Download or read book Li Zehou and Confucian Philosophy written by Roger T. Ames and published by University of Hawaii Press. This book was released on 2018-07-31 with total page 411 pages. Available in PDF, EPUB and Kindle. Book excerpt: For more than a century scholars both inside and outside of China have undertaken the project of modernizing Confucianism, but few have been as successful or influential as Li Zehou (b. 1930). Since the 1950s, Li’s extensive efforts in this regard have in turn exerted a profound influence on Chinese modernization and resulted in his becoming one of China’s most prominent social critics. To transform Confucianism into a contemporary resource for positive change in China and elsewhere, Li has reinterpreted major ideas and concepts of classical Confucianism, including a rereading of the entire Analects, replete with his own philosophical speculations derived from other Chinese and Western traditions (most notably, the ideas of Kant and Marx), and developed an aesthetical theory that has proved especially far-reaching. Although the authors of this volume hail from East Asia, North America, and Europe and a wide variety of academic backgrounds and fields of study, they are unanimous in their appreciation of Li’s contributions to not only an evolving Confucian philosophy, but also world philosophy. They view Li first and foremost as a sui generis thinker with broad global interests and not one who fits neatly into any one philosophical category, Chinese or Western. This is clearly reflected in the chapters included here, which are organized into three parts: Li Zehou and the Modernization of Confucianism, Li Zehou’s Reconception of Confucian Philosophy, and Li Zehou’s Aesthetical Theory and Confucianism. Together they form a coherent narrative that reveals how Li has, for more than half a century, creatively studied, absorbed, and reconceptualized the Confucian ideational tradition to integrate it with Western philosophical elements and develop his own philosophical insights and original theories. At the same time, he has transformed and modernized Confucianism for the purpose of both coalescing with and reconstructing a new world cultural order.

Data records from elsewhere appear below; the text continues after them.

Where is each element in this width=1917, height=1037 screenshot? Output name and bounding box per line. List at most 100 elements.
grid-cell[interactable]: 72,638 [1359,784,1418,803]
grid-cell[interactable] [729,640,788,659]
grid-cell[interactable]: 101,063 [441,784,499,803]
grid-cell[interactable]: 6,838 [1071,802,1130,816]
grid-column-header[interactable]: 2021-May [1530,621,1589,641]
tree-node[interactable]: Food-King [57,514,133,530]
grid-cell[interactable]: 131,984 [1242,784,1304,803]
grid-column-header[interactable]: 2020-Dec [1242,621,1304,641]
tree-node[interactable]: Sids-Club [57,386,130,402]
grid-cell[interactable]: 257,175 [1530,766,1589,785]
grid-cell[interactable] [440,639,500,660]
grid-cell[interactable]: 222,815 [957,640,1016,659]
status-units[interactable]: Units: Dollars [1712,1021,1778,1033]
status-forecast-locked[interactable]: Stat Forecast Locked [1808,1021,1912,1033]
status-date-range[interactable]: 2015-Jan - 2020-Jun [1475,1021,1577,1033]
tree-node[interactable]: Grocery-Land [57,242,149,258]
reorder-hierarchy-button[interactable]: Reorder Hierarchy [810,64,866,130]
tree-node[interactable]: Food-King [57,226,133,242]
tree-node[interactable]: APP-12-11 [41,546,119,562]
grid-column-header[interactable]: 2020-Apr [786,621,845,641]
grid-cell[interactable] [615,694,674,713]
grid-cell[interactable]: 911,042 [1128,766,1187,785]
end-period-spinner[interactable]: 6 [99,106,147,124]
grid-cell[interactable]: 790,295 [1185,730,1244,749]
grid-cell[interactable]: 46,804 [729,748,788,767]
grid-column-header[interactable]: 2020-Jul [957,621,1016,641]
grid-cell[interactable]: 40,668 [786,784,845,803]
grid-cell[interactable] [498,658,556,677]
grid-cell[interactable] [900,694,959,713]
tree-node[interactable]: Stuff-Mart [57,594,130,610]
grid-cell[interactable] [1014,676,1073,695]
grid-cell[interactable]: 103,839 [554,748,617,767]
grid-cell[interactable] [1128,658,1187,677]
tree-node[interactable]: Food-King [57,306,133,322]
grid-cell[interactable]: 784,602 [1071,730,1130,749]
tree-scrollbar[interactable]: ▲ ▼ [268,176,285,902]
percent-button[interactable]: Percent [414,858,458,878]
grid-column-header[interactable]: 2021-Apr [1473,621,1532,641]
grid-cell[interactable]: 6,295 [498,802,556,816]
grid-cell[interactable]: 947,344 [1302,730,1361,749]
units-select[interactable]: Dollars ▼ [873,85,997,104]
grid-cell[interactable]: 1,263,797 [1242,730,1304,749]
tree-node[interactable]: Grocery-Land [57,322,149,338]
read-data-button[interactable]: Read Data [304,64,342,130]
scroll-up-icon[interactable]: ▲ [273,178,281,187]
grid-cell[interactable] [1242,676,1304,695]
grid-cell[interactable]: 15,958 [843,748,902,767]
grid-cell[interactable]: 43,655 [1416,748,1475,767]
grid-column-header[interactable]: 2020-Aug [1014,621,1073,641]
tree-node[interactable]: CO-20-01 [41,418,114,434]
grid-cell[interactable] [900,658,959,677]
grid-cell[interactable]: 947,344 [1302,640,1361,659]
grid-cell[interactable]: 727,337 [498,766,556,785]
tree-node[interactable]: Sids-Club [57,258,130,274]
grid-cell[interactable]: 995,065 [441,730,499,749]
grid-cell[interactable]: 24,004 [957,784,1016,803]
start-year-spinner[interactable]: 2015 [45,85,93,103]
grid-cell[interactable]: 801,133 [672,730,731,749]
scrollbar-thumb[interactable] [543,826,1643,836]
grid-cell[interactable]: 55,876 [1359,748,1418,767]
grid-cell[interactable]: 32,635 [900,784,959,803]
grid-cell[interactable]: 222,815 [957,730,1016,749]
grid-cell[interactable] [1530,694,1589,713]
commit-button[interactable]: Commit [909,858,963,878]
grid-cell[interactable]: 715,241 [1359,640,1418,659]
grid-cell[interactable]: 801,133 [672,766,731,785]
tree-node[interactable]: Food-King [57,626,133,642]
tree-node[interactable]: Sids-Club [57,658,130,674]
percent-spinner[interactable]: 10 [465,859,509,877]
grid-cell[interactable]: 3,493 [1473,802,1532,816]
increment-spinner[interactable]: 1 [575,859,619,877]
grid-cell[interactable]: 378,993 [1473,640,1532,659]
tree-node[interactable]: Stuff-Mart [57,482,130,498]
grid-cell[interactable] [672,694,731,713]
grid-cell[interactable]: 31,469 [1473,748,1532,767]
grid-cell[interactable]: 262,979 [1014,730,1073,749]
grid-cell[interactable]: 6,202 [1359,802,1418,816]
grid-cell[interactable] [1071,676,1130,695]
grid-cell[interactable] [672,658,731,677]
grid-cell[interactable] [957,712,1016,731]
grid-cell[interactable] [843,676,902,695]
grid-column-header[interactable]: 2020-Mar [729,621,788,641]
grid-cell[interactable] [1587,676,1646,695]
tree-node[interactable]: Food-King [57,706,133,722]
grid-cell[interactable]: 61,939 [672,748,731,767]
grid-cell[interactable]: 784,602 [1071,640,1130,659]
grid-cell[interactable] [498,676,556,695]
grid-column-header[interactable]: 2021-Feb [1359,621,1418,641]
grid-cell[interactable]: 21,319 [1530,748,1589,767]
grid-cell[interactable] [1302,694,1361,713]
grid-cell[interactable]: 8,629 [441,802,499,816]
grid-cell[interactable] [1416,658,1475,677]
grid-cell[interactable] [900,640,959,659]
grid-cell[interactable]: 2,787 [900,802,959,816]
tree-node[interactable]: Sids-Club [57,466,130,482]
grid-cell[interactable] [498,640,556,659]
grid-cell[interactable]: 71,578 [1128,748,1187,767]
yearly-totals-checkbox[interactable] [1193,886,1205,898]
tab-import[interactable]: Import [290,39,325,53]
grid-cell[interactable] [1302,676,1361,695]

Book William James  Pragmatism  and American Culture

Download or read book William James Pragmatism and American Culture written by Deborah Whitehead and published by Indiana University Press. This book was released on 2016-01-21 with total page 194 pages. Available in PDF, EPUB and Kindle. Book excerpt: “Continues and adds to a rich conversation among American philosophers concerning the origins of pragmatism and its possibilities for the future.” —William Gavin, University of Southern Maine William James, Pragmatism, and American Culture focuses on the work of William James and the relationship between the development of pragmatism and its historical, cultural, and political roots in nineteenth-century America. Deborah Whitehead reads pragmatism through the intersecting themes of narrative, gender, nation, politics, and religion. As she considers how pragmatism helps to explain the United States to itself, Whitehead articulates a contemporary pragmatism and shows how it has become a powerful and influential discourse in American intellectual and popular culture.